I always wonder why people insist in cutting epsilons in pieces.

Just remember that eventually proving $\forall n>N, |u_n-\ell|<K\varepsilon$ is sufficient as long as $K$ is constant.

Trying to cut epsilons is maybe aesthetically nice but, I think it hurts the understanding at basic level.

Instead with the straightforward proof you get to : $\begin{cases} \forall n>N_1, |s_n-L_1|<\varepsilon\\ \forall n>N_2, |t_n-L_2|<\varepsilon\\ \end{cases}$

So for $N>\max(N_1,N_2)$

we have $|s_nt_n-L_1L_2|\le|s_n||t_n-L_2|+|L_2||s_n-L_1|\le\left(|s_n|+|L_2|\right)\varepsilon$

Now you see that you do not have a constant before $\varepsilon$, and get to think about why $(s_n)_n$ should be bounded.

And indeed, any convergent sequence is bounded, thus $|s_n|<M$ independently of $n$.

You arrive to $|s_nt_n-L_1L_2|<\underbrace{(M+|L_2|)}_{\text{a constant }K}\varepsilon$

And you should be happy with that, it is not mandatory to get to a bare $\varepsilon$ in the end, $0.0003\,\varepsilon,\ 210734\,\varepsilon,\ 10^{513}\,\varepsilon$ or $K\varepsilon$ are all the same.


Example:

Take the sequence $a_n=1/n$. It converges to zero, but the statement "There exists some $N\in \Bbb N$ such that $n>N$ implies $|a_n|<\epsilon/n^2$" is false.
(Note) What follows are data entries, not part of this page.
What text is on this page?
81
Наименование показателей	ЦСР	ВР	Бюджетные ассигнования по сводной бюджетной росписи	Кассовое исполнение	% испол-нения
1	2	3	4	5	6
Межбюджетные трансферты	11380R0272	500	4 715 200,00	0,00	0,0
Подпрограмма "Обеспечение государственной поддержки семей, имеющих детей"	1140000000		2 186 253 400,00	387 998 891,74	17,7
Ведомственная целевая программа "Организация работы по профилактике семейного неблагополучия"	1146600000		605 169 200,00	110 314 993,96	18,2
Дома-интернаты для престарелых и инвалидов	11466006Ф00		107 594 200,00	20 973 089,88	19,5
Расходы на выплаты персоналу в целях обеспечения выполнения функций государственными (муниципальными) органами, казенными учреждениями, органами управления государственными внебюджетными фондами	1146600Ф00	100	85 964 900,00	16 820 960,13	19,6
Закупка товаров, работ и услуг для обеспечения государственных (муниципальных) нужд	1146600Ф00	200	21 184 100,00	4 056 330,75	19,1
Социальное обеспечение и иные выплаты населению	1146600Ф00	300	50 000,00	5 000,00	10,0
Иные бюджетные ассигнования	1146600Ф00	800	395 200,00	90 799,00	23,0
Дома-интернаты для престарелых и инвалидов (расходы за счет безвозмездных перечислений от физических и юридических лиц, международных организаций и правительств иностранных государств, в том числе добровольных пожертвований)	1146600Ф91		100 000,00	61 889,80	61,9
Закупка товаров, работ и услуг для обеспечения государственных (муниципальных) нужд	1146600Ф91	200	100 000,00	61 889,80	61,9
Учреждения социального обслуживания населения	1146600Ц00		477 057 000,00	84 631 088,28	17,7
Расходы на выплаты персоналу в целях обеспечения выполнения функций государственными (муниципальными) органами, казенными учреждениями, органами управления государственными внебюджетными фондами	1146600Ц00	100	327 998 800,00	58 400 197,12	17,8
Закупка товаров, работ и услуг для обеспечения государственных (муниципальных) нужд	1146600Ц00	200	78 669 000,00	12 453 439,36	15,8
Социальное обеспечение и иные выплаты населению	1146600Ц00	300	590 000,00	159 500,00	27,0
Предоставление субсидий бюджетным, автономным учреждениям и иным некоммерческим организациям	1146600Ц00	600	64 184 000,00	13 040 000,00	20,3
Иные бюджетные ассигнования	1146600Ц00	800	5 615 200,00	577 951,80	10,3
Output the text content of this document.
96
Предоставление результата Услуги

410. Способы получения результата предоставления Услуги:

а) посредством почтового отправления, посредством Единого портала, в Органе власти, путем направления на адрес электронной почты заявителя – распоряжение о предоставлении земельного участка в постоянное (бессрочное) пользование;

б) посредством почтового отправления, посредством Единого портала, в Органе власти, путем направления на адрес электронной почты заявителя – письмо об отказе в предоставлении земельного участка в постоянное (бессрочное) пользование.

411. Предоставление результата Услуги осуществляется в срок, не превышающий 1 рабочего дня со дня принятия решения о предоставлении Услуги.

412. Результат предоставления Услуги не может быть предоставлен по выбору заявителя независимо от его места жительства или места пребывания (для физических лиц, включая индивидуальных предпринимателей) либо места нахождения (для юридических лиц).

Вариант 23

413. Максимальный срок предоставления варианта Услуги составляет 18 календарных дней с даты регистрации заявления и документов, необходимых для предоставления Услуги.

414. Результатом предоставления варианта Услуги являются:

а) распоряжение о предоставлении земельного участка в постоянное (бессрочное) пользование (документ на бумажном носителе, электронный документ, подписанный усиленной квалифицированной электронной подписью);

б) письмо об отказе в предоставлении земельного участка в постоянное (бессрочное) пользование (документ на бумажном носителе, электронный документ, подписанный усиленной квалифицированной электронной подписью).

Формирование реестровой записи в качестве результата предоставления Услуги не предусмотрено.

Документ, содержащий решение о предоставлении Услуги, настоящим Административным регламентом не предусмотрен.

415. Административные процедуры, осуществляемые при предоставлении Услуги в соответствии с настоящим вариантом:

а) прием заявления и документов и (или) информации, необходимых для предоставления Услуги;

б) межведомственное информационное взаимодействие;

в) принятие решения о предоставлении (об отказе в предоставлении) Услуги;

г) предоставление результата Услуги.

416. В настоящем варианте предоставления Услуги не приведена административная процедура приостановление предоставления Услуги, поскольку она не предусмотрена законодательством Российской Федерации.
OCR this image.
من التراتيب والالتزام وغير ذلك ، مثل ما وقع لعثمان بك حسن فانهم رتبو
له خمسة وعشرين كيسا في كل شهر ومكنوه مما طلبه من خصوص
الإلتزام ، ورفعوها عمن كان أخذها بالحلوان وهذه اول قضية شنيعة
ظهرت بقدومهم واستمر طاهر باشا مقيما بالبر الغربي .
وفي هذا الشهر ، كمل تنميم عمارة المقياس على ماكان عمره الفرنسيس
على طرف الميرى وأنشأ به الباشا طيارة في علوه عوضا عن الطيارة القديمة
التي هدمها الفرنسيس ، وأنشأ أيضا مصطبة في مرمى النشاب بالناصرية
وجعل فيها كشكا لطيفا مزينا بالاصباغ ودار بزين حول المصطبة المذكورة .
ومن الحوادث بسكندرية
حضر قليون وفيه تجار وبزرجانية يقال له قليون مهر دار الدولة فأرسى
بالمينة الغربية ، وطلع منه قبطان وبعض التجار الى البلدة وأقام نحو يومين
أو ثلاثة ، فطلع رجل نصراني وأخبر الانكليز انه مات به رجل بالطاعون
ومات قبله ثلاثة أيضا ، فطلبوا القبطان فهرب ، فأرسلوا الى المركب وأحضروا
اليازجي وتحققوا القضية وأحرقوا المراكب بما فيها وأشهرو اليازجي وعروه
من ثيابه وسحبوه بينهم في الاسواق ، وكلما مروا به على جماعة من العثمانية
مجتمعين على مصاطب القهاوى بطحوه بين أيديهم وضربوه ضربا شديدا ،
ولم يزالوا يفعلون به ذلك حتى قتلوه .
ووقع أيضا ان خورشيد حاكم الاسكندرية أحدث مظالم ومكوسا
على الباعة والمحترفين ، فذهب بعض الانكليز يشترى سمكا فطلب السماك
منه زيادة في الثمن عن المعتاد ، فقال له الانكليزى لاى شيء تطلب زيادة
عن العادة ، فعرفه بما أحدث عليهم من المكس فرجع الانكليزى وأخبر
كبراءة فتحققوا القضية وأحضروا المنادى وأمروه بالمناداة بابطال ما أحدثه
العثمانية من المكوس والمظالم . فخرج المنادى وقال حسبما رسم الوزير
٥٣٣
So, indeed, $\epsilon$ can't depend on $n$.

Fixing the proof:

To fix your proof, take an upper bound $M$ of $|s_n|$, which must exist because $s_n$ converges, and write $M$ instead of $|s_n|$ in those denominators.


Your proof is almost correct. To avoid $n$- dependence and zero denominators just replace the bound $\dfrac{\epsilon}{|s_n|+|L_2|}$ with $\dfrac{\epsilon}{M+|L_2|}$ where $M$ is a real positive number such that $|s_n|<M$ for all $n$. Since $(s_n)_n$ is convergent it is bounded and therefore the number $M$ exists.